Pero la sinergia entre música e imagen es un camino de doble sentido: aquélla puede invocar regiones dormidas de la memoria, pero, a su vez, está investida por ésta con una significación que la música, en sí misma, no podría articular. Como la palabra en el canto, la imagen fotográfica inscribe una denotación que la música, de suyo, desconoce pero a la que a partir de ese instante magnifica y proyecta en un ámbito de significación que crece y se agiganta según progresa su transcurso. Músicas sin otros horizontes que la abstracción instrumental se convierten así en verdaderos heraldos de sentido, en irrebatibles agentes del recuerdo.

El primer largometraje de Francisco Avizande (estrenado en 2009 y escandalosamente silenciado en todos los medios de comunicación) es un film de excepcional interés en el que la función de la música es capital para establecer, no ya su tiempo ficcional, sino un punto de vista político acerca del mismo: Hoy no se fía, mañana sí (título que recoge un lema antaño habitual en las más humildes tiendas al por menor, cuyo doble sentido es una lacerante metáfora de la época en que se desarrolla el relato) es la más descarnada y menos complaciente descripción de los terribles años del franquismo jamás rodada entre nosotros. La degradación de la condición femenina, la infamia policial, la complicidad devastadora del catolicismo institucional, la miseria de las relaciones humanas y la sordidez de la sexualidad furtiva son mostradas con una crudeza desusada y aterradora. Apoyados en unos actores excelentes —Carolina Bona realiza una labor insuperable gracias a una mirada de excepcional intensidad— los enunciados de la cinta son tan violentos como su enunciación: Francisco Avizanda, guionista y director, no sólo ha realizado un impagable trabajo de documentación y recreación de ambientes, sino que ha enfrentado al espectador con un texto de incómoda violencia narrativa que asume con orgullo su deuda con Robert Bresson o André Delvaux: planos fijos, escasísimos y casi imperceptibles movimientos de cámara, ausencia casi absoluta de planos generales, definición de los espacios mediante el montaje. Las descripciones de la tortura o la sexualidad resultan atroces justamente por hallarse confinadas en el fuera de campo (se viene a la memoria la memorable escena de la autopsia de L’homme au crâne rasé) o por mostrarse desde el punto de vista de las víctimas, cual sucede en la secuencia del burdel. Film incómodo, de un rigor formal sin parangón en cuanto hoy se hace, es una cinta carente de psicologismo cuyas figuras se definen por un obstinado presente en el que se mueven sin otro horizonte que la mera supervivencia a cualquier precio.
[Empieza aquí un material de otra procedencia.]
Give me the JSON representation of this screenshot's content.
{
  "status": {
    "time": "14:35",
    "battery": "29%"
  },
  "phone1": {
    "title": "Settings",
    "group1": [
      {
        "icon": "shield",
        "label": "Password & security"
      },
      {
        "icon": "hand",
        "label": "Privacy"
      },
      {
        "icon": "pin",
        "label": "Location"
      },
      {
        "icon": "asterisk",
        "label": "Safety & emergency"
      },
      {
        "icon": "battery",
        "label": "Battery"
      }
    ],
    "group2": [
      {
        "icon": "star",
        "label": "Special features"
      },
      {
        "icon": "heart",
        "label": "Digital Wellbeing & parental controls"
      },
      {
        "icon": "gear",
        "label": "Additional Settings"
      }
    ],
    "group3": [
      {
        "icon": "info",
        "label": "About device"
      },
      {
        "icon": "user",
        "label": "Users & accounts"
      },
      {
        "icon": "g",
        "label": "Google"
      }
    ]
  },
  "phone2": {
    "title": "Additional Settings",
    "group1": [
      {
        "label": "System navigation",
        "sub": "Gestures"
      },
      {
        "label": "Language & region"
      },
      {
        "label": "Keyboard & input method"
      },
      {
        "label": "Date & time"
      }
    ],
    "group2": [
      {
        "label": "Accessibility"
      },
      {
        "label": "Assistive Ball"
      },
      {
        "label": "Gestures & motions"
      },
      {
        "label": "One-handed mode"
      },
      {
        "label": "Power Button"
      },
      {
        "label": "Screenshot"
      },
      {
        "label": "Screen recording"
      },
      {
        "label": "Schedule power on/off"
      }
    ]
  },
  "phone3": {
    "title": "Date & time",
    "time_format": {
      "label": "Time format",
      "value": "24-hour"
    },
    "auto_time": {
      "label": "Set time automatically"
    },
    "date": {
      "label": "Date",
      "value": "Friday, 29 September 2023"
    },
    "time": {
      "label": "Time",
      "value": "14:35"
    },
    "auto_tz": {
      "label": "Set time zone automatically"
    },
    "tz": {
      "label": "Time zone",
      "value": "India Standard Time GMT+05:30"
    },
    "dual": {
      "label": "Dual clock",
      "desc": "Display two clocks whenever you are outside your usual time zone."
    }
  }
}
La banda sonora de este retrato feroz de los más negros días de la dictadura (el film se desarrolla en 1953) se nutre de músicas pretéritas entre las que los pasodobles se cobran la parte del león. Más allá de su función castrense o taurina o de su empleo como baile popular, esas marchas que comienzan en modo menor para pasar al mayor en la sección de trío comparecen en magníficas versiones de la Banda Municipal de Madrid dirigida por Enrique García Asensio: Avizanda ha elegido la mayor parte de ellas entre el acervo de José María Martín Domingo (1889-1961), director durante los años de la postguerra de esta misma agrupación que el próximo julio cumplirá su primer centenario y con la que realizó una labor excepcional (y cuyas simpatías políticas eran bien conocidas: fue autor de un poema sinfónico para banda titulado El sitio del Alcázar toledano). Asociadas en el film a imágenes del infortunio, la traición y la indigencia, estas opulentas piezas regresan con una pregnancia y una fuerza evocativa inusitada para afirmar con singularísima oportunidad que quienes no recuerdan su historia (o pretenden olvidarla) son los más firmes candidatos para repetirla.